Writer: Eleanor Zeal
Director: Danielle Arkwright
Not really a convention at all, but Jane Eyre done quickly. And unfortunately, even though the show lasts barely an hour, not quickly enough. Four Charlotte Brontë stans, donned in bonnets and frocks, meet to enact the famous story of Jane and her relationship with gruff Mr Rochester. The premise may sound promising, but it’s undone by some very unfunny jokes and poor character development.
Welcoming the delegates with lanyards and Brontë biscuits, Prof Jane, Jeff Jane and Charlotte Jane begin proceedings only to be interrupted by a latecomer, Jane Air, who knows nothing of the book at all and is only there because her name is almost the same as the titular heroine. This new arrival is brought on stage to help with the retelling.
Writer Eleanor Zeal plays Prof Jane, the slightly bossy chairman of the society. Ben Everett Riley is Jeff Jane, who still smarts from his father’s many absences when he was growing up. Charlotte Jane, whose parents are from Jamaica, is played by Georgia Jackson, while Rachel Overd is Jane Air, who confides early, much too early, that her boyfriend is abusive.
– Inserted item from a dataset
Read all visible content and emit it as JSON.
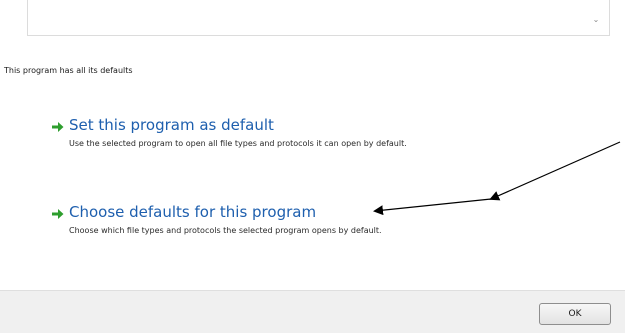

With such a title, the show surely will attract audiences who are well aware of the identity of the woman in the attic and the subsequent postcolonial readings of the Gothic novel. But the cast does nothing new with these ideas, and Charlotte Jane, eager to highlight the racism within the novel, comes across as overly earnest, a bit of a killjoy. With an unnecessary joke about dyslexia and a panic attack scene involving a Gregg’s paper bag, Jane Eyre Convention struggles to find the right tone.
The actors try their best, but the script is thin, the slapstick heavy-handed, and the backstories insultingly weak. Of course, they are acting as amateurs, but even amateurs who love the source material as much as these people apparently do would have better ideas. Brontë deserves better.